CT-GLIP: 3D Grounded Language-Image Pretraining with CT Scans and Radiology Reports for Full-Body Scenarios
Jingyang Lin, Yingda Xia, Jianpeng Zhang, Ke Yan, Kai Cao, Le Lu, Jiebo Luo, Ling Zhang
TL;DR
This work tackles the difficulty of learning from 3D CT scans with radiology reports by introducing CT-GLIP, a grounded language–image pretraining framework that aligns organ-level visual regions with textual descriptions. By constructing a large grounded CT–report dataset and employing anatomy and diagnosis contrastive learning plus an abnormality dictionary, CT-GLIP achieves strong zero-shot performance in organ recognition and abnormality detection and improves fine-tuning results for tumor detection and segmentation.
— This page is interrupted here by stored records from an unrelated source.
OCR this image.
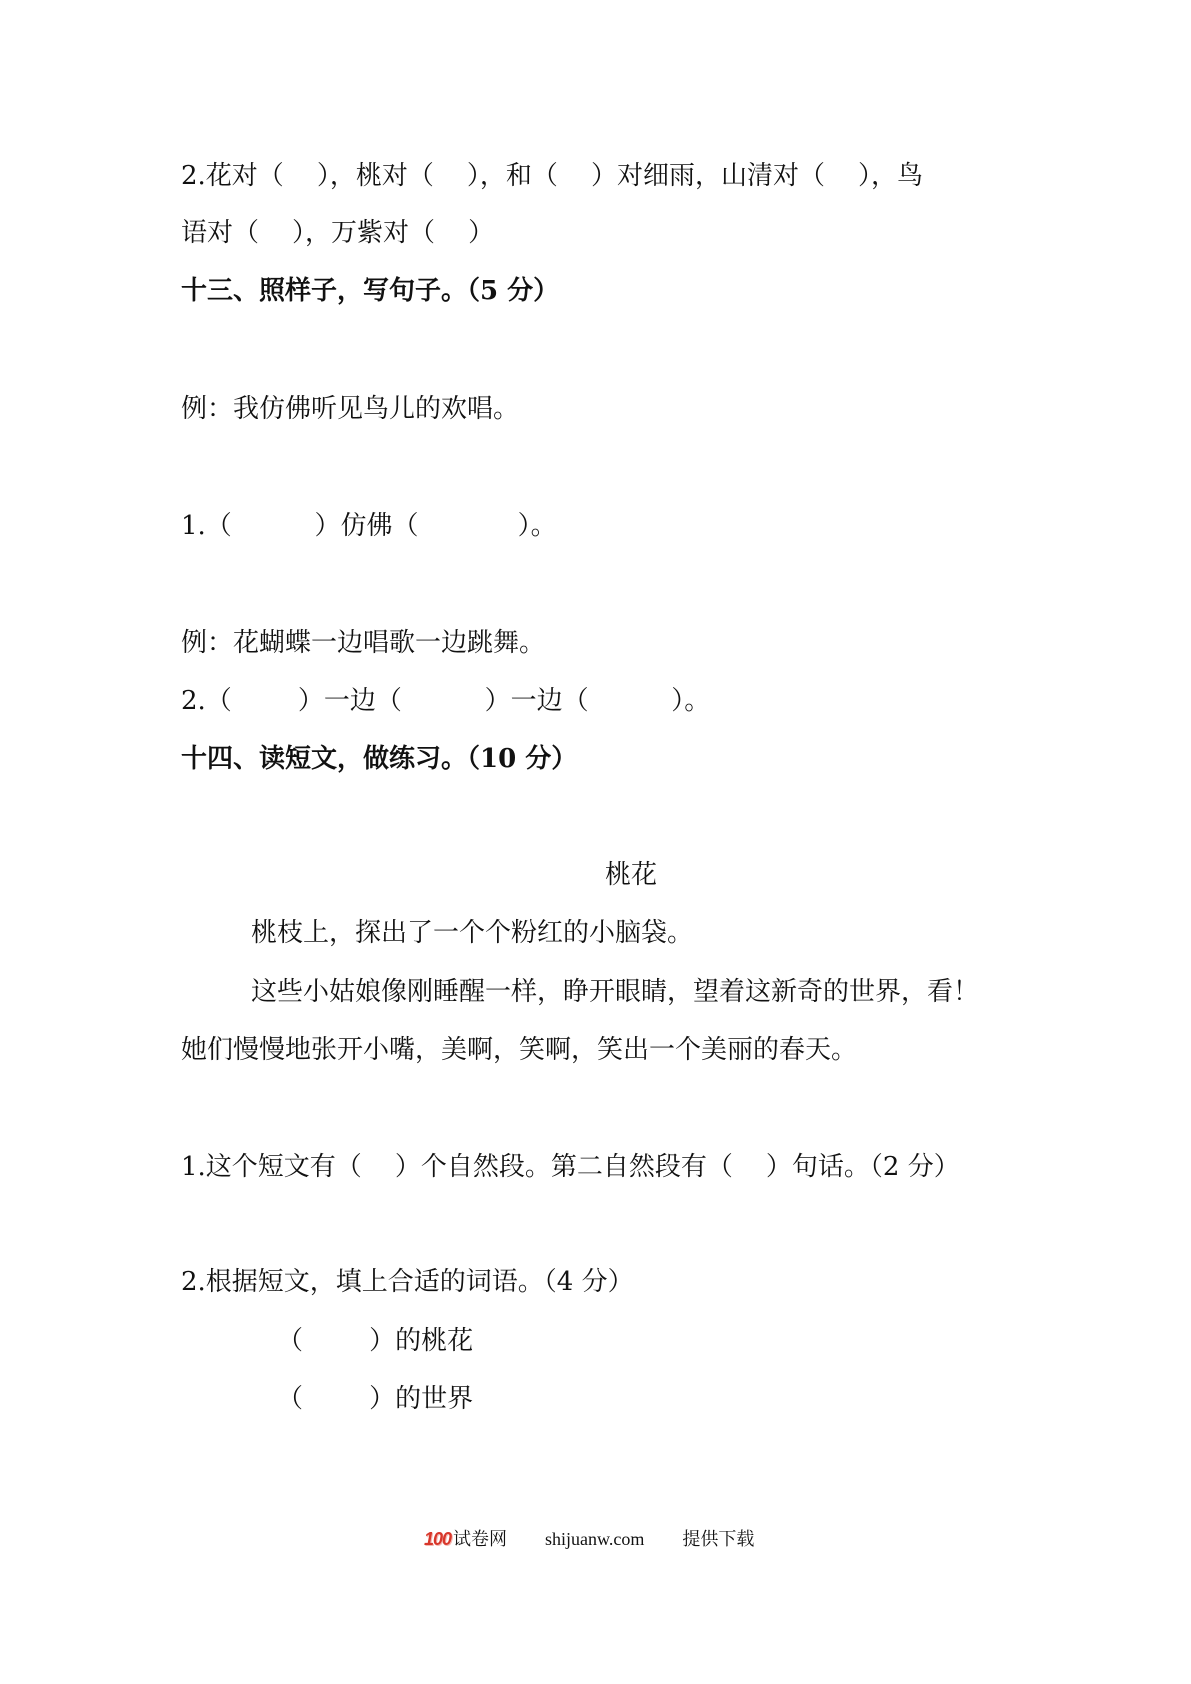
2.花对（    ），桃对（    ），和（    ）对细雨，山清对（    ），鸟

语对（    ），万紫对（    ）

十三、照样子，写句子。（5 分）

例：我仿佛听见鸟儿的欢唱。

1.（          ）仿佛（            ）。

例：花蝴蝶一边唱歌一边跳舞。

2.（        ）一边（          ）一边（          ）。

十四、读短文，做练习。（10 分）

桃花

桃枝上，探出了一个个粉红的小脑袋。

这些小姑娘像刚睡醒一样，睁开眼睛，望着这新奇的世界，看！

她们慢慢地张开小嘴，美啊，笑啊，笑出一个美丽的春天。

1.这个短文有（    ）个自然段。第二自然段有（    ）句话。（2 分）

2.根据短文，填上合适的词语。（4 分）

（        ）的桃花

（        ）的世界

100 试卷网 shijuanw.com 提供下载
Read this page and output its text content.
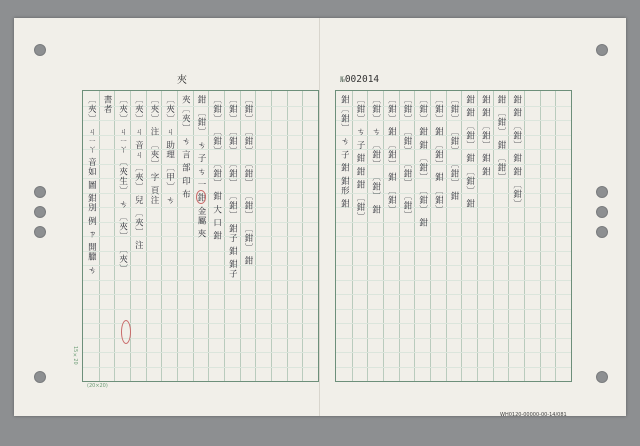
夾	№002014
〔夾〕 ㄐㄧㄚ 音如 圖 鉗別 例 ㄗ 開臘 ㄘ 書者 〔夾〕 ㄐㄧㄚ 〔夾生〕 ㄘ 〔夾〕 〔夾〕 〔夾〕 ㄐ 音ㄐ 〔夾〕 兒 〔夾〕 注 〔夾〕 注 〔夾〕 字 頁注 〔夾〕 ㄐ 助理 〔甲〕 ㄘ 夾〔夾〕 ㄘ 言 部 印 布 鉗 〔鉗〕 ㄘ 子 ㄘ 一 鉗 金屬 夾 〔鉗〕 〔鉗〕 〔鉗〕 鉗 大 口 鉗 〔鉗〕 〔鉗〕 〔鉗〕 〔鉗〕 鉗子 鉗 鉗子 〔鉗〕 〔鉗〕 〔鉗〕 〔鉗〕 〔鉗〕 鉗	鉗〔鉗〕 ㄘ 子 鉗 鉗形 鉗 〔鉗〕 ㄘ 子 鉗 鉗 鉗 〔鉗〕 〔鉗〕 ㄘ 〔鉗〕 〔鉗〕 鉗 〔鉗〕 鉗 〔鉗〕 鉗 〔鉗〕 〔鉗〕 〔鉗〕 〔鉗〕 〔鉗〕 〔鉗〕 鉗 鉗 〔鉗〕 〔鉗〕 鉗 〔鉗〕 鉗 〔鉗〕 鉗 〔鉗〕 〔鉗〕 〔鉗〕 〔鉗〕 鉗 鉗 鉗 〔鉗〕 鉗 〔鉗〕 鉗 鉗 鉗 〔鉗〕 鉗 鉗 鉗 〔鉗〕 鉗 〔鉗〕 鉗 鉗 〔鉗〕 鉗 鉗 〔鉗〕
15×20
(20×20)
WH0120-00000-00-14/081
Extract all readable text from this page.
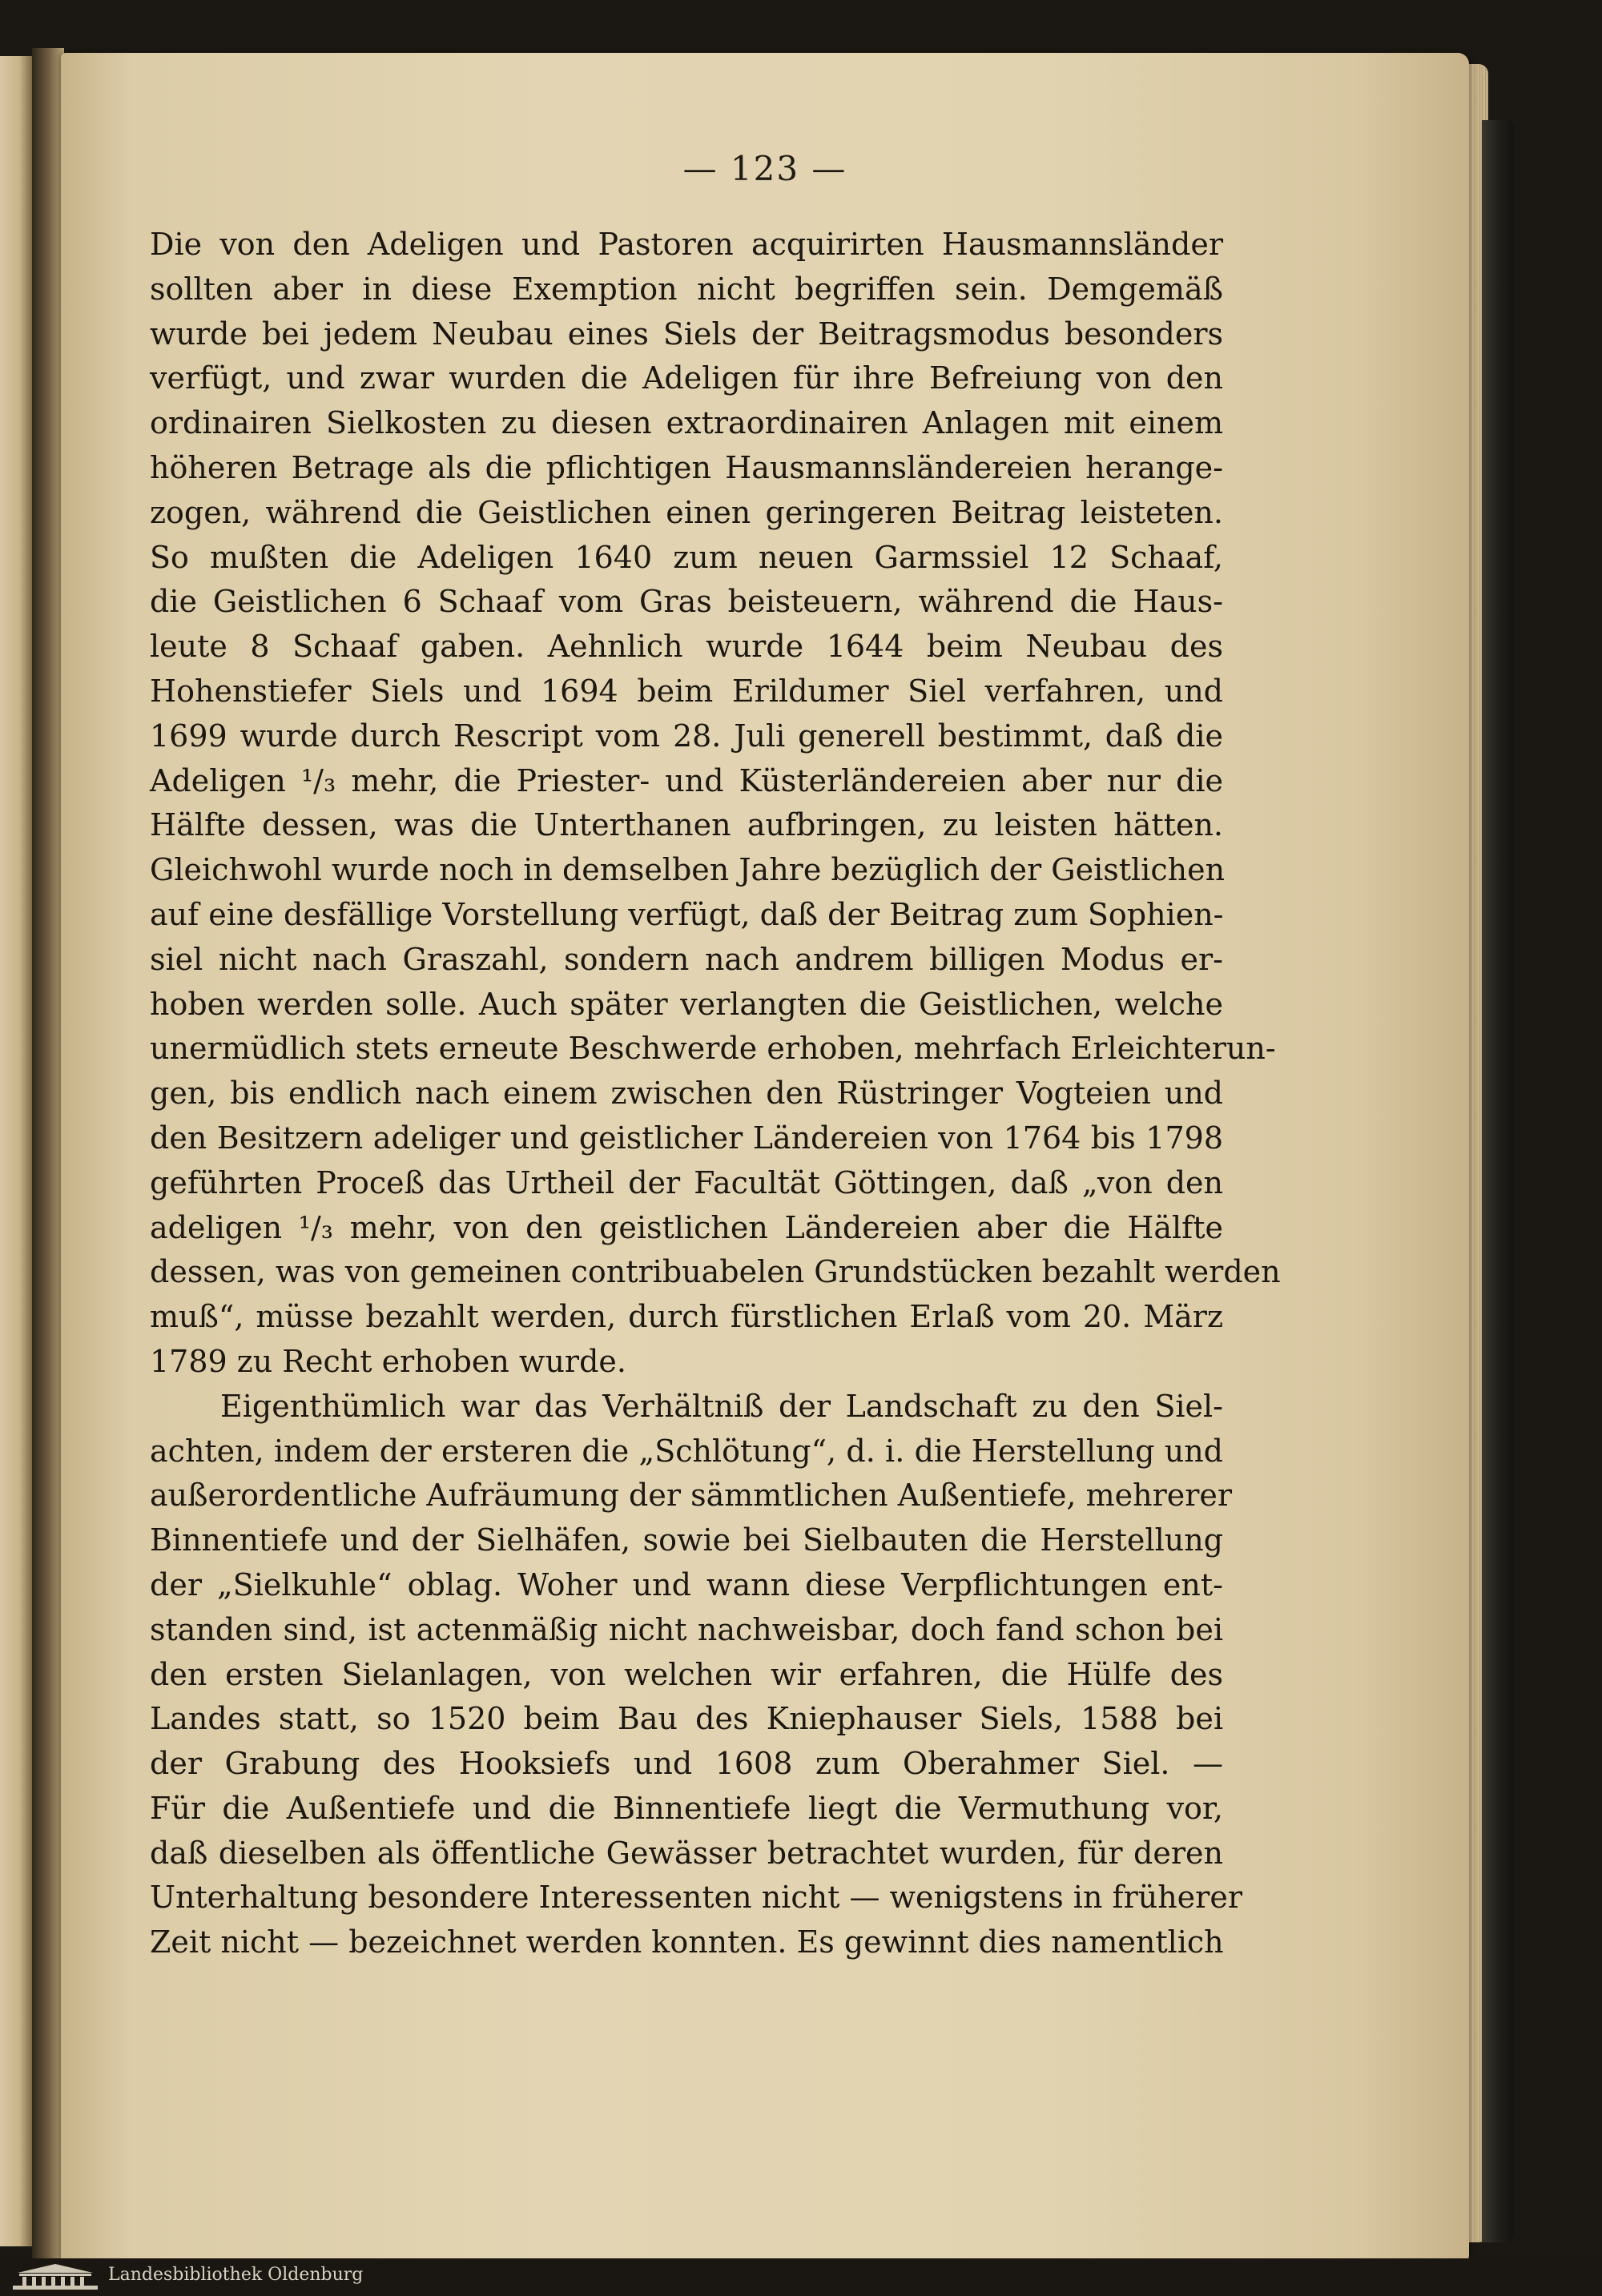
— 123 —
Die von den Adeligen und Pastoren acquirirten Hausmannsländer
sollten aber in diese Exemption nicht begriffen sein. Demgemäß
wurde bei jedem Neubau eines Siels der Beitragsmodus besonders
verfügt, und zwar wurden die Adeligen für ihre Befreiung von den
ordinairen Sielkosten zu diesen extraordinairen Anlagen mit einem
höheren Betrage als die pflichtigen Hausmannsländereien herange-
zogen, während die Geistlichen einen geringeren Beitrag leisteten.
So mußten die Adeligen 1640 zum neuen Garmssiel 12 Schaaf,
die Geistlichen 6 Schaaf vom Gras beisteuern, während die Haus-
leute 8 Schaaf gaben. Aehnlich wurde 1644 beim Neubau des
Hohenstiefer Siels und 1694 beim Erildumer Siel verfahren, und
1699 wurde durch Rescript vom 28. Juli generell bestimmt, daß die
Adeligen ¹/₃ mehr, die Priester- und Küsterländereien aber nur die
Hälfte dessen, was die Unterthanen aufbringen, zu leisten hätten.
Gleichwohl wurde noch in demselben Jahre bezüglich der Geistlichen
auf eine desfällige Vorstellung verfügt, daß der Beitrag zum Sophien-
siel nicht nach Graszahl, sondern nach andrem billigen Modus er-
hoben werden solle. Auch später verlangten die Geistlichen, welche
unermüdlich stets erneute Beschwerde erhoben, mehrfach Erleichterun-
gen, bis endlich nach einem zwischen den Rüstringer Vogteien und
den Besitzern adeliger und geistlicher Ländereien von 1764 bis 1798
geführten Proceß das Urtheil der Facultät Göttingen, daß „von den
adeligen ¹/₃ mehr, von den geistlichen Ländereien aber die Hälfte
dessen, was von gemeinen contribuabelen Grundstücken bezahlt werden
muß“, müsse bezahlt werden, durch fürstlichen Erlaß vom 20. März
1789 zu Recht erhoben wurde.
Eigenthümlich war das Verhältniß der Landschaft zu den Siel-
achten, indem der ersteren die „Schlötung“, d. i. die Herstellung und
außerordentliche Aufräumung der sämmtlichen Außentiefe, mehrerer
Binnentiefe und der Sielhäfen, sowie bei Sielbauten die Herstellung
der „Sielkuhle“ oblag. Woher und wann diese Verpflichtungen ent-
standen sind, ist actenmäßig nicht nachweisbar, doch fand schon bei
den ersten Sielanlagen, von welchen wir erfahren, die Hülfe des
Landes statt, so 1520 beim Bau des Kniephauser Siels, 1588 bei
der Grabung des Hooksiefs und 1608 zum Oberahmer Siel. —
Für die Außentiefe und die Binnentiefe liegt die Vermuthung vor,
daß dieselben als öffentliche Gewässer betrachtet wurden, für deren
Unterhaltung besondere Interessenten nicht — wenigstens in früherer
Zeit nicht — bezeichnet werden konnten. Es gewinnt dies namentlich
Landesbibliothek Oldenburg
The results demonstrate the importance of grounded cross-modal alignment in 3D medical VL foundations, enabling more precise and generalizable representations for full-body CT analysis. The framework offers a practical path toward automated, region-aware radiology interpretation and lays groundwork for extending grounded 3D VL pretraining to other modalities.
Abstract
3D medical vision-language (VL) pretraining has shown potential in radiology by leveraging large-scale multimodal datasets with CT-report pairs. However, existing methods primarily rely on a global VL alignment directly adapted from 2D scenarios. The entire 3D image is transformed into one global embedding, resulting in a loss of sparse but critical semantics essential for accurately aligning with the corresponding diagnosis. To address this limitation, we propose CT-GLIP, a 3D Grounded Language-Image Pretrained model that constructs fine-grained CT-report pairs to enhance \textit{grounded} cross-modal contrastive learning, effectively aligning grounded visual features with precise textual descriptions. Leveraging the grounded cross-modal alignment, CT-GLIP improves performance across diverse downstream tasks and can even identify organs and abnormalities in a zero-shot manner using natural language. CT-GLIP is trained on a multimodal CT dataset comprising 44,011 organ-level CT-report pairs from 17,702 patients, covering 104 organs. Evaluation is conducted on four downstream tasks: zero-shot organ recognition (OR), zero-shot abnormality detection (AD), tumor detection (TD), and tumor segmentation (TS). Empirical results show that it outperforms its counterparts with global VL alignment. Compared to vanilla CLIP, CT-GLIP achieves average performance improvements of 15.1% of F1 score, 1.9% of AUC, and 3.2% of DSC for zero-shot AD, TD, and TS tasks, respectively. This study highlights the significance of grounded VL alignment in enabling 3D medical VL foundation models to understand sparse representations within CT scans.